The day was close and a heaviness lay on the fields and in ditches. Whilst Mother was forced to drink tea with Stanley, Norman asked to walk with me down the avenue.

‘You have been on my mind, Ismay,’ he said, swinging his blackthorn stick.

I thought of Frank and of the evening we had had together in Dublin the week before, walking the streets and listening to the cries of the newspaper vendors.

‘I would be less than honest if I did not admit that I admire you greatly.’

‘I’m sorry?’

‘It’s not as if we haven’t known each other since we were children. I would try, with all my power, to give you whatever your heart desired.’

The sense of his words came to me gradually, like the growing beat of drums.

‘I mean it.
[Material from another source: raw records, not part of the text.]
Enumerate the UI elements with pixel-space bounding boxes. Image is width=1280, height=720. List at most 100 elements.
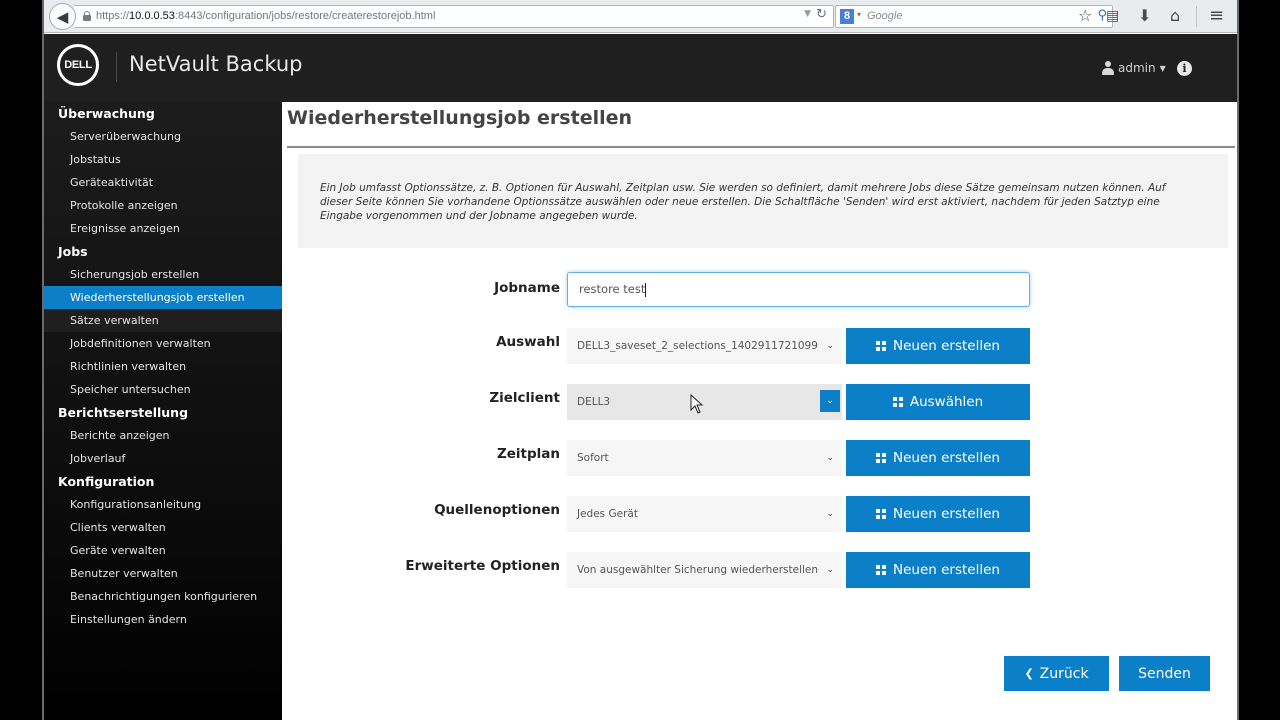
- quellenoptionen-value[interactable]: Jedes Gerät: [577, 508, 638, 520]
- zielclient-label: Zielclient: [489, 390, 560, 406]
- zeitplan-create-label: Neuen erstellen: [893, 450, 1000, 466]
- nav-group-ueberwachung: Überwachung: [58, 106, 155, 121]
- reload-icon[interactable]: ↻: [816, 7, 827, 22]
- download-icon[interactable]: ⬇: [1138, 6, 1151, 26]
- search-placeholder[interactable]: Google: [867, 10, 902, 22]
- toolbar-separator: [1196, 6, 1197, 27]
- jobname-input[interactable]: restore test: [567, 272, 1030, 307]
- erweiterte-optionen-select[interactable]: Von ausgewählter Sicherung wiederherstel…: [567, 552, 842, 588]
- address-bar[interactable]: https://10.0.0.53:8443/configuration/job…: [74, 5, 834, 28]
- user-icon: [1102, 61, 1114, 75]
- caret-down-icon[interactable]: ▼: [1160, 64, 1166, 73]
- erweiterte-optionen-create-button[interactable]: Neuen erstellen: [846, 552, 1030, 588]
- grid-icon: [876, 453, 887, 463]
- sidebar-item-jobstatus[interactable]: Jobstatus: [44, 148, 282, 171]
- text-cursor: [645, 282, 647, 297]
- quellenoptionen-label: Quellenoptionen: [434, 502, 560, 518]
- zeitplan-label: Zeitplan: [496, 446, 560, 462]
- sidebar-item-protokolle[interactable]: Protokolle anzeigen: [44, 194, 282, 217]
- search-engine-icon[interactable]: 8: [840, 9, 854, 24]
- sidebar-item-geraeteaktivitaet[interactable]: Geräteaktivität: [44, 171, 282, 194]
- info-icon[interactable]: i: [1177, 61, 1192, 76]
- sidebar-item-clients[interactable]: Clients verwalten: [44, 516, 282, 539]
- zeitplan-select[interactable]: Sofort ⌄: [567, 440, 842, 476]
- back-button-label: Zurück: [1039, 665, 1089, 682]
- app-header: DELL NetVault Backup admin ▼ i: [44, 34, 1237, 102]
- sidebar-item-ereignisse[interactable]: Ereignisse anzeigen: [44, 217, 282, 240]
- nav-group-konfiguration: Konfiguration: [58, 474, 155, 489]
- zielclient-select-label: Auswählen: [909, 394, 984, 410]
- url-dropdown-icon[interactable]: ▼: [804, 9, 811, 19]
- chevron-down-icon[interactable]: ⌄: [826, 552, 834, 588]
- sidebar-item-richtlinien[interactable]: Richtlinien verwalten: [44, 355, 282, 378]
- erweiterte-optionen-value[interactable]: Von ausgewählter Sicherung wiederherstel…: [577, 564, 818, 576]
- mouse-cursor-icon: [690, 394, 704, 414]
- jobname-label: Jobname: [494, 280, 560, 296]
- title-divider: [287, 146, 1235, 148]
- chevron-down-icon[interactable]: ⌄: [826, 440, 834, 476]
- zielclient-select[interactable]: DELL3 ⌄: [567, 384, 842, 420]
- chevron-left-icon: ❮: [1024, 667, 1034, 680]
- grid-icon: [876, 341, 887, 351]
- sidebar-item-jobverlauf[interactable]: Jobverlauf: [44, 447, 282, 470]
- form-row-auswahl: Auswahl DELL3_saveset_2_selections_14029…: [282, 328, 1237, 364]
- lock-icon: [83, 11, 91, 22]
- sidebar-item-einstellungen[interactable]: Einstellungen ändern: [44, 608, 282, 631]
- auswahl-create-button[interactable]: Neuen erstellen: [846, 328, 1030, 364]
- search-engine-dropdown-icon[interactable]: ▾: [857, 10, 861, 19]
- zielclient-select-button[interactable]: Auswählen: [846, 384, 1030, 420]
- bookmark-star-icon[interactable]: ☆: [1078, 6, 1092, 26]
- quellenoptionen-select[interactable]: Jedes Gerät ⌄: [567, 496, 842, 532]
- user-name[interactable]: admin: [1118, 61, 1156, 75]
- user-menu[interactable]: admin ▼: [1102, 61, 1166, 75]
- sidebar-item-berichte[interactable]: Berichte anzeigen: [44, 424, 282, 447]
- sidebar-item-jobdefinitionen[interactable]: Jobdefinitionen verwalten: [44, 332, 282, 355]
- auswahl-create-label: Neuen erstellen: [893, 338, 1000, 354]
- auswahl-value[interactable]: DELL3_saveset_2_selections_1402911721099: [577, 340, 818, 352]
- sidebar-item-benachrichtigungen[interactable]: Benachrichtigungen konfigurieren: [44, 585, 282, 608]
- menu-icon[interactable]: ≡: [1209, 6, 1224, 26]
- chevron-down-icon[interactable]: ⌄: [826, 496, 834, 532]
- back-icon[interactable]: ◀: [49, 3, 76, 30]
- form-row-zeitplan: Zeitplan Sofort ⌄ Neuen erstellen: [282, 440, 1237, 476]
- sidebar-item-konfigurationsanleitung[interactable]: Konfigurationsanleitung: [44, 493, 282, 516]
- back-button[interactable]: ❮ Zurück: [1004, 656, 1109, 691]
- dell-logo[interactable]: DELL: [57, 44, 99, 86]
- quellenoptionen-create-label: Neuen erstellen: [893, 506, 1000, 522]
- sidebar-item-sicherungsjob[interactable]: Sicherungsjob erstellen: [44, 263, 282, 286]
- form-row-quellenoptionen: Quellenoptionen Jedes Gerät ⌄ Neuen erst…: [282, 496, 1237, 532]
- main-content: Wiederherstellungsjob erstellen Ein Job …: [282, 102, 1237, 720]
- sidebar-item-saetze[interactable]: Sätze verwalten: [44, 309, 282, 332]
- form-row-erweiterte-optionen: Erweiterte Optionen Von ausgewählter Sic…: [282, 552, 1237, 588]
- home-icon[interactable]: ⌂: [1170, 6, 1180, 26]
- sidebar-item-speicher[interactable]: Speicher untersuchen: [44, 378, 282, 401]
- quellenoptionen-create-button[interactable]: Neuen erstellen: [846, 496, 1030, 532]
- nav-group-berichtserstellung: Berichtserstellung: [58, 405, 189, 420]
- submit-button-label: Senden: [1138, 665, 1191, 682]
- zeitplan-value[interactable]: Sofort: [577, 452, 609, 464]
- page-title: Wiederherstellungsjob erstellen: [287, 107, 633, 129]
- nav-group-jobs: Jobs: [58, 244, 88, 259]
- info-box: Ein Job umfasst Optionssätze, z. B. Opti…: [298, 154, 1228, 248]
- url-text[interactable]: https://10.0.0.53:8443/configuration/job…: [96, 10, 435, 22]
- sidebar-item-serverueberwachung[interactable]: Serverüberwachung: [44, 125, 282, 148]
- auswahl-select[interactable]: DELL3_saveset_2_selections_1402911721099…: [567, 328, 842, 364]
- app-title: NetVault Backup: [129, 52, 303, 76]
- bookmarks-list-icon[interactable]: ▤: [1106, 6, 1119, 26]
- chevron-down-icon[interactable]: ⌄: [820, 390, 840, 412]
- jobname-value[interactable]: restore test: [579, 282, 645, 296]
- submit-button[interactable]: Senden: [1119, 656, 1210, 691]
- sidebar-item-wiederherstellungsjob[interactable]: Wiederherstellungsjob erstellen: [44, 286, 282, 309]
- form-row-jobname: Jobname restore test: [282, 272, 1237, 310]
- grid-icon: [892, 397, 903, 407]
- sidebar-item-geraete[interactable]: Geräte verwalten: [44, 539, 282, 562]
- sidebar-nav: Überwachung Serverüberwachung Jobstatus …: [44, 102, 282, 720]
- sidebar-item-benutzer[interactable]: Benutzer verwalten: [44, 562, 282, 585]
- search-bar[interactable]: 8 ▾ Google ⚲: [835, 5, 1113, 28]
- form-row-zielclient: Zielclient DELL3 ⌄ Auswählen: [282, 384, 1237, 420]
- chevron-down-icon[interactable]: ⌄: [826, 328, 834, 364]
- zeitplan-create-button[interactable]: Neuen erstellen: [846, 440, 1030, 476]
- zielclient-value[interactable]: DELL3: [577, 396, 610, 408]
- erweiterte-optionen-label: Erweiterte Optionen: [405, 558, 560, 574]
- window-border-right: [1237, 0, 1239, 720]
I have never meant anything as much.’

‘This is inappropriate,’ I said.

‘I know what your concerns must be, but I have tried to anticipate them. My father wants to live in Dublin. He says the winters down here no longer suit his chest. Mount Penrose will be ours entirely. There is a lovely small house on the grounds which I will adapt for Mrs Seston. She will be comfortable and all her needs looked after. Until your brother comes home, I will continue, at no charge whatsoever, to manage and maintain Longstead. Despite the outrage that has just taken place, I believe it will be far more difficult, if not impossible, for the agitators to succeed against Longstead if they see me involved as, so to speak, a member of the family.’

I stared at him.

Norman said, ‘I have, if I can be permitted to speak on my own behalf, a good sense of judgement in these matters.’

I began to run back up the avenue. I never looked back. I saw my mother by the hall door with Stanley Penrose, her face vacant, his stern. I ran on, into our walled apple orchard where fruit was budding. I wanted Frank. His voice, his hands. I wanted us to fly away beyond the grasp of all the forces that were trying to wrench us asunder. Why was I the one who could not love the man of her choice? What I was caught up in, I dimly understood, was the embodiment of history. But history was what I most feared.